Related: The Pentagon Is Losing the Innovation Battle. Here’s How to Turn It Around
U.S. investment has created a thick infrastructure of laboratories, test facilities, technology development centers, and program analysis units that is unmatched anywhere. It includes government agencies, universities, and firms, and it involves the efforts of hundreds of thousands of individuals. It is an amazing system, devoted entirely to developing better weapons, better ways of killing with advanced technologies.
Three uniquely American factors drive the system. First, there is inter-service rivalry. Most nations have a dominant service, their army or their navy, determined by their geography. The United States, a continent away from troubles, has rivalrous services, each vying for prominence and pushing for technologies that further its role as America’s best defender. Despite pledges of jointness, we have several armies (the Army, Marine Corps, Special Operations), several air forces (the Air Force, Navy, Army, Marine Corps), and a Navy and a half (Coast Guard), and we have just added a Cyber Force and are talking about a Space Force. Decentralization and competition spur innovation.
Another factor is the desire to avoid casualties. Surely people in all countries love their children and wish to avoid having them killed in wars, but the United States has done something about it, perhaps because it fights mostly wars of choice, is very democratic, and is very rich. That is surely the drive behind our leadership in aviation, nuclear weapons and precision weapons, drones, and robots. We are at the cutting edge of technology because we have to be.
Third, the United States is a nation of immigrants, drawing talent from across the globe. Jewish refugee scientists helped give U.S. nuclear weapons; German engineers, our ballistic missiles. More recently, the Predator drone had an Israeli immigrant father.
Yes, Silicon Valley and technology investors are impressive. But much of what leads to very rapid success in the commercial sector has little to do with defense. Many fast-growing companies, for example producers of sports-related cellphone apps or new lifestyle concepts for food and exercise, do not avoid defense work because they fear its bureaucratic rules.
In relevant technical areas, there should be little fear that the United States won’t set the pace. Our major defense contractors are skilled systems integrators, used to brining complex technologies together into viable weapon systems that can survive in difficult battlefields great distances from our shores. Systems integrators have two contracting faces, one to deal with complex government politics and rules and the other to make commercial arrangements with “regular” companies. They are skilled bridgers and brokers.

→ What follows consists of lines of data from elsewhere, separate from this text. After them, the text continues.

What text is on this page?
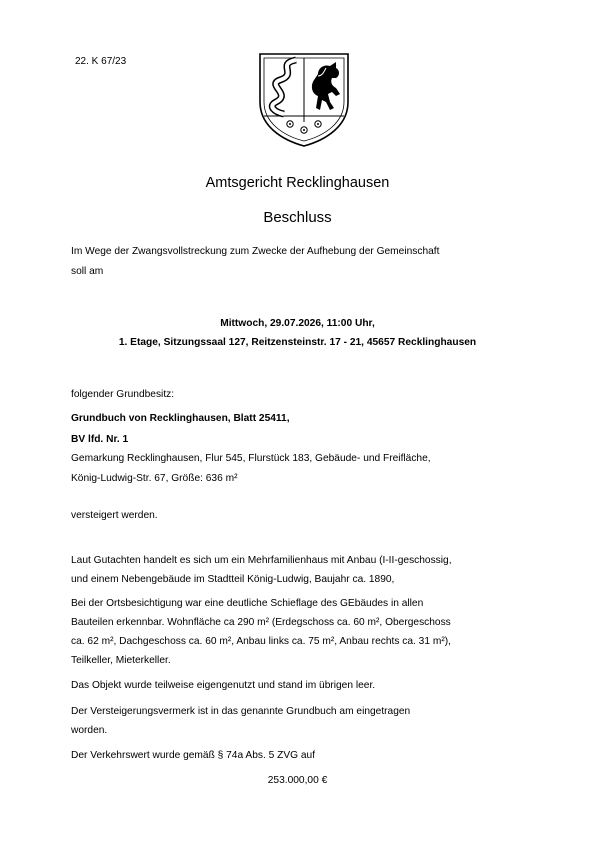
22. K 67/23
Amtsgericht Recklinghausen
Beschluss
Im Wege der Zwangsvollstreckung zum Zwecke der Aufhebung der Gemeinschaft
soll am
Mittwoch, 29.07.2026, 11:00 Uhr,
1. Etage, Sitzungssaal 127, Reitzensteinstr. 17 - 21, 45657 Recklinghausen
folgender Grundbesitz:
Grundbuch von Recklinghausen, Blatt 25411,
BV lfd. Nr. 1
Gemarkung Recklinghausen, Flur 545, Flurstück 183, Gebäude- und Freifläche,
König-Ludwig-Str. 67, Größe: 636 m²
versteigert werden.
Laut Gutachten handelt es sich um ein Mehrfamilienhaus mit Anbau (I-II-geschossig,
und einem Nebengebäude im Stadtteil König-Ludwig, Baujahr ca. 1890,
Bei der Ortsbesichtigung war eine deutliche Schieflage des GEbäudes in allen
Bauteilen erkennbar. Wohnfläche ca 290 m² (Erdegschoss ca. 60 m², Obergeschoss
ca. 62 m², Dachgeschoss ca. 60 m², Anbau links ca. 75 m², Anbau rechts ca. 31 m²),
Teilkeller, Mieterkeller.
Das Objekt wurde teilweise eigengenutzt und stand im übrigen leer.
Der Versteigerungsvermerk ist in das genannte Grundbuch am eingetragen
worden.
Der Verkehrswert wurde gemäß § 74a Abs. 5 ZVG auf
253.000,00 €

The complaints that the United States is falling behind are part of the political process. So are new government organizations like the Defense Innovation Unit – Experimental. Because we already have the best weapons, proponents for new systems must claim that we are failing and need new initiatives. That is how they gain their budgets. And just as we have a thick infrastructure to develop weapons, we have also a thick network of threat assessors worrying that we aren’t worried enough.